As mentioned above, only 27 % of the labs reported at least half of the results within the reference range, while 18 % reported incompatible results only. None of the methods was proven to be superior to the others. Even application of the same method in different laboratories does not guarantee comparable results.

The present situation is far from satisfactory knowing that these screening methods are very likely to be used for testing drinking water as foreseen by the drinking water directive [2] and will lead to different decisions seen the large spread in the data. The large spread of the results may be due to influencing factors during both the sample preparation and the measurement process [10, 11]. These influences cannot generally be predicted and it is already difficult to define the measurand for gross activity analysis since the radionuclide composition of the sample is a priory not known.

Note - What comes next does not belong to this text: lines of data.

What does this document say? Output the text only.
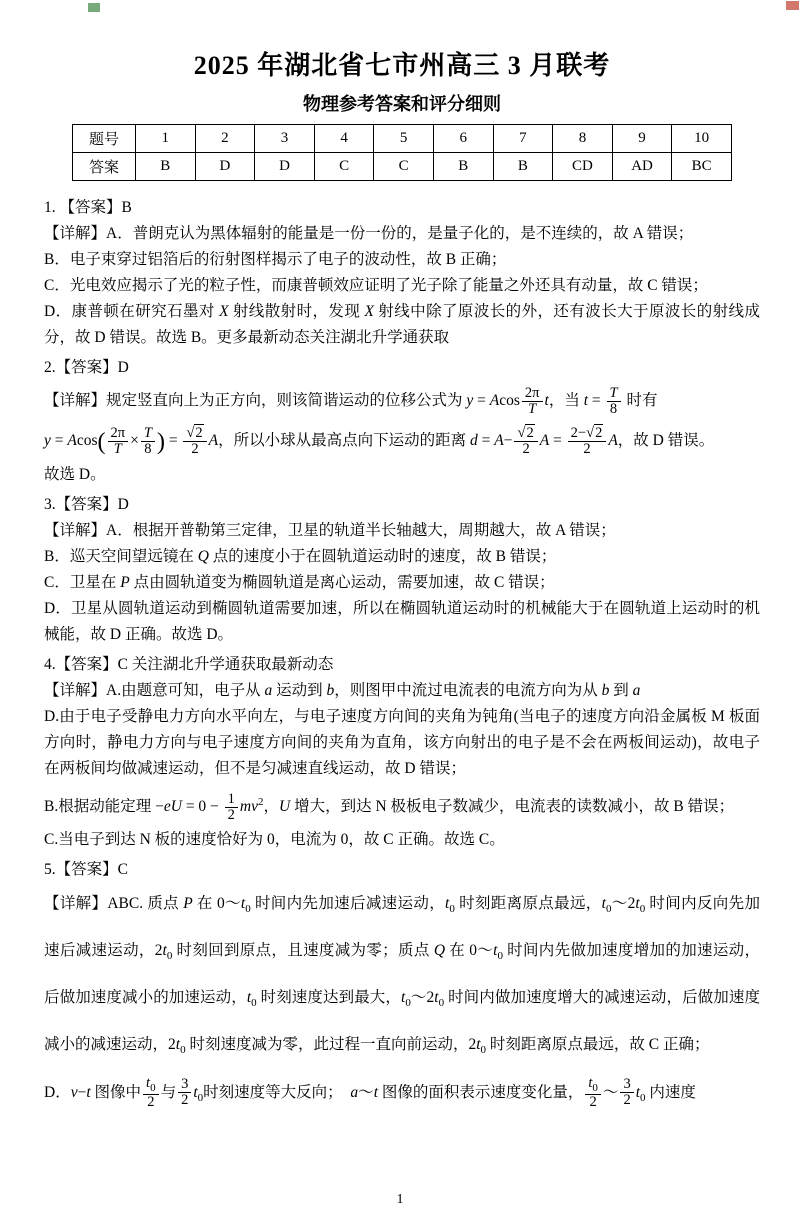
2025 年湖北省七市州高三 3 月联考
物理参考答案和评分细则
题号	1	2	3	4	5	6	7	8	9	10
答案	B	D	D	C	C	B	B	CD	AD	BC

1. 【答案】B

【详解】A．普朗克认为黑体辐射的能量是一份一份的，是量子化的，是不连续的，故 A 错误；

B．电子束穿过铝箔后的衍射图样揭示了电子的波动性，故 B 正确；

C．光电效应揭示了光的粒子性，而康普顿效应证明了光子除了能量之外还具有动量，故 C 错误；

D．康普顿在研究石墨对 X 射线散射时，发现 X 射线中除了原波长的外，还有波长大于原波长的射线成分，故 D 错误。故选 B。更多最新动态关注湖北升学通获取

2.【答案】D

【详解】规定竖直向上为正方向，则该简谐运动的位移公式为 y = Acos $\frac{2\pi}{T}$ t，当 $t = \frac{T}{8}$ 时有

$y = Acos( \frac{2\pi}{T} \times \frac{T}{8}$ ) = $\frac{√2}{2}$ A，所以小球从最高点向下运动的距离 $d = A- \frac{√2}{2}$ $A = \frac{2-√2}{2}$ A，故 D 错误。

故选 D。

3.【答案】D

【详解】A．根据开普勒第三定律，卫星的轨道半长轴越大，周期越大，故 A 错误；

B．巡天空间望远镜在 Q 点的速度小于在圆轨道运动时的速度，故 B 错误；

C．卫星在 P 点由圆轨道变为椭圆轨道是离心运动，需要加速，故 C 错误；

D．卫星从圆轨道运动到椭圆轨道需要加速，所以在椭圆轨道运动时的机械能大于在圆轨道上运动时的机械能，故 D 正确。故选 D。

4.【答案】C 关注湖北升学通获取最新动态

【详解】A.由题意可知，电子从 a 运动到 b，则图甲中流过电流表的电流方向为从 b 到 a

D.由于电子受静电力方向水平向左，与电子速度方向间的夹角为钝角(当电子的速度方向沿金属板 M 板面方向时，静电力方向与电子速度方向间的夹角为直角，该方向射出的电子是不会在两板间运动)，故电子在两板间均做减速运动，但不是匀减速直线运动，故 D 错误；

B.根据动能定理 $-eU = 0 - \frac{1}{2} mv^2$，U 增大，到达 N 极板电子数减少，电流表的读数减小，故 B 错误；

C.当电子到达 N 板的速度恰好为 0，电流为 0，故 C 正确。故选 C。

5.【答案】C

【详解】ABC. 质点 P 在 $0\sim t_0$ 时间内先加速后减速运动，$t_0$ 时刻距离原点最远，$t_0\sim 2t_0$ 时间内反向先加速后减速运动，$2t_0$ 时刻回到原点，且速度减为零；质点 Q 在 $0\sim t_0$ 时间内先做加速度增加的加速运动，后做加速度减小的加速运动，$t_0$ 时刻速度达到最大，$t_0\sim 2t_0$ 时间内做加速度增大的减速运动，后做加速度减小的减速运动，$2t_0$ 时刻速度减为零，此过程一直向前运动，$2t_0$ 时刻距离原点最远，故 C 正确；

D．v−t 图像中 $\frac{t_0}{2}$ 与 $\frac{3}{2} t_0$时刻速度等大反向；　a～t 图像的面积表示速度变化量， $\frac{t_0}{2}$ ～ $\frac{3}{2} t_0$ 内速度

1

Additionally, the activity of the sample may substantially change with time as some radionuclides decay and others grow in during the measurement time. For drinking water although a few decay processes are very likely to occur and should be accounted for in the measurement process.

For these reasons, revision of the gross methods is needed [11]. We recommend following strictly accepted common procedures for sample preparation and measurement, to be aware of all decay processes that may affect the measurement, to test procedures for robustness and to set up realistic uncertainty budgets.

The outcome of the analysis may be influenced by the proficiency and training of laboratory personnel too. At least in two European countries (Austria, Switzerland) no gross methods are used for drinking water qualification due to their drawbacks and unreliability. As long as gross activity parameters are included in the European drinking water directive, this interlaboratory comparison should be repeated with pre-defined guideline procedures to be followed.